Nevertheless, I am still somewhat concerned by certain ways I see on the list of relating to the alleged GPT-generated results - and this was the intended force of my very original comment way back asking Chris why he would think that such a post is interesting to anyone. This was a serious question; it has not been answered. To be scientifically interesting, any such output must be described properly so that one knows just how it is produced: otherwise one has no basis for even thinking about what is going on in the apparent text. That means: what model, what parameters, what prompts (including in-context learning material)? Without this, one can literally do nothing with the result. ChatGPT is not ChatGPT is not ChatGPT. In short: such posts may be interesting as DATA for analysis; just as posting a difficult sentence or a dada poem might be.
Blogger Comments:
[1] Leaving aside the fact that the question has been answered on a blog (here), the answer has been demonstrated by the course of the Sysfling discussion.
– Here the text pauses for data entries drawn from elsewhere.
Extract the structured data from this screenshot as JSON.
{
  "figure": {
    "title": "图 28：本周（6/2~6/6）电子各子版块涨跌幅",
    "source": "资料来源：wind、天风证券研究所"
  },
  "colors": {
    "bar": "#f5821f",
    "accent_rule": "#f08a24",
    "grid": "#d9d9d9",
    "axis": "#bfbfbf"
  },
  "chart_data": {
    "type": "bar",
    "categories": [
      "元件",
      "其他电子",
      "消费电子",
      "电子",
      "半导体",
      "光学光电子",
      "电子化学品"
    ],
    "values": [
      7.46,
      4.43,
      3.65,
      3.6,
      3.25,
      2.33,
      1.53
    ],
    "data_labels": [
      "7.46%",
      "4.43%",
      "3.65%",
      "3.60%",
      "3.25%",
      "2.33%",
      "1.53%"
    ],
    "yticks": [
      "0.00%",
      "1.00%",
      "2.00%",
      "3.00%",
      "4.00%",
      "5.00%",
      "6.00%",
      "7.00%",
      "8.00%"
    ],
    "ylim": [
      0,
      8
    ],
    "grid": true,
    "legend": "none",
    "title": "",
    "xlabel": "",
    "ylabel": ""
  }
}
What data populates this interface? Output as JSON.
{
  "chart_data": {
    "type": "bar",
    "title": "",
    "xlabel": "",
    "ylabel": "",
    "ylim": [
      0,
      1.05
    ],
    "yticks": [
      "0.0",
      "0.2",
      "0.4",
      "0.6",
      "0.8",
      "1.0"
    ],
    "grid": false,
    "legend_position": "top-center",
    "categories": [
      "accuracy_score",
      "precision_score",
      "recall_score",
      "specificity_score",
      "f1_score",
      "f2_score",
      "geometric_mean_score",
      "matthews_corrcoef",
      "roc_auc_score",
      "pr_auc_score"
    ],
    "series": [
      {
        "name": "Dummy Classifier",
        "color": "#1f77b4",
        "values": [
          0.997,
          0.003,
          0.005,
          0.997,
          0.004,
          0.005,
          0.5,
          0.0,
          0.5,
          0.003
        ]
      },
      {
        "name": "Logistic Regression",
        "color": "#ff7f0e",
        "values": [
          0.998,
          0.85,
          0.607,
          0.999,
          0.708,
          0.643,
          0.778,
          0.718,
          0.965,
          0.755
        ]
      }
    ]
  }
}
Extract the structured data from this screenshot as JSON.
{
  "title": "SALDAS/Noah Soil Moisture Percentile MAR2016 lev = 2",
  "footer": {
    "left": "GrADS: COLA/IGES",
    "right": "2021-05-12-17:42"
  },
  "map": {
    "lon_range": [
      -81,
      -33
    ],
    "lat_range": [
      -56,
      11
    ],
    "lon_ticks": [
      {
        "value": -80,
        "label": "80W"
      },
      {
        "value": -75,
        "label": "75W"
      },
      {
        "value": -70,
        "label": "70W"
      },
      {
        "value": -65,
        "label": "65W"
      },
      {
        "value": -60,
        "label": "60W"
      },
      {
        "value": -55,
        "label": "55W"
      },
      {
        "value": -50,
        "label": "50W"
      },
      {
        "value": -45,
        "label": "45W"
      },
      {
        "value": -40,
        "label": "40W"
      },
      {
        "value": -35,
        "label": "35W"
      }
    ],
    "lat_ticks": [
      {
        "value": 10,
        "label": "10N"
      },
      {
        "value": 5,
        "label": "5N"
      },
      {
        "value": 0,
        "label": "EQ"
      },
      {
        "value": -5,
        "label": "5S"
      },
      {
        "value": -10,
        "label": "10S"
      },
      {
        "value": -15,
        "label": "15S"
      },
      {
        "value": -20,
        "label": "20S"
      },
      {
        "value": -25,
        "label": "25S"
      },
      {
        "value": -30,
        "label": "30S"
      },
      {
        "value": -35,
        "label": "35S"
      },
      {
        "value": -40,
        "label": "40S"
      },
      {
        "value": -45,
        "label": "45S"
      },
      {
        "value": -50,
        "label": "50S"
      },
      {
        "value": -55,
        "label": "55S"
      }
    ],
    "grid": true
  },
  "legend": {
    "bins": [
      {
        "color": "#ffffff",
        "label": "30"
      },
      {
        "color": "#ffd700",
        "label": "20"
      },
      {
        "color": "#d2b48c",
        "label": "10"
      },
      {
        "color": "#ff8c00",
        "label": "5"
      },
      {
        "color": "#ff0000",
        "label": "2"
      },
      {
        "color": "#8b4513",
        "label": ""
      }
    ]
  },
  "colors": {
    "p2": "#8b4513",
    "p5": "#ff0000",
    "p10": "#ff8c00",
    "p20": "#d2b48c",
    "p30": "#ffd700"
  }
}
[2] To be clear, this is misleading, because it is untrue. As ChatGPT explains:
Bateman asserts that GPT-generated output cannot be "scientifically interesting" unless every detail of its model, parameters, and prompts is known. This is a flawed requirement. Scientific inquiry does not demand complete system transparency to be meaningful. Linguists analyse naturally occurring language without knowing every cognitive and social factor involved in its production. Likewise, textual analysis can be done on GPT-generated output without knowing its full internal workings—just as one can analyse a sentence without knowing every neural process that produced it in a human.
[3] Here Bateman unwittingly contradicts himself. As ChatGPT explains:
Bateman concludes that GPT-generated posts "may be interesting as data for analysis"—but only in the way that a "difficult sentence or a dada poem might be." This contradicts his earlier claim that "without full system description, one can literally do nothing with the result." If one can analyse GPT output as one would a dada poem, then it is clearly interpretable as text, and one does not need full knowledge of its inner workings to examine its structure or effects.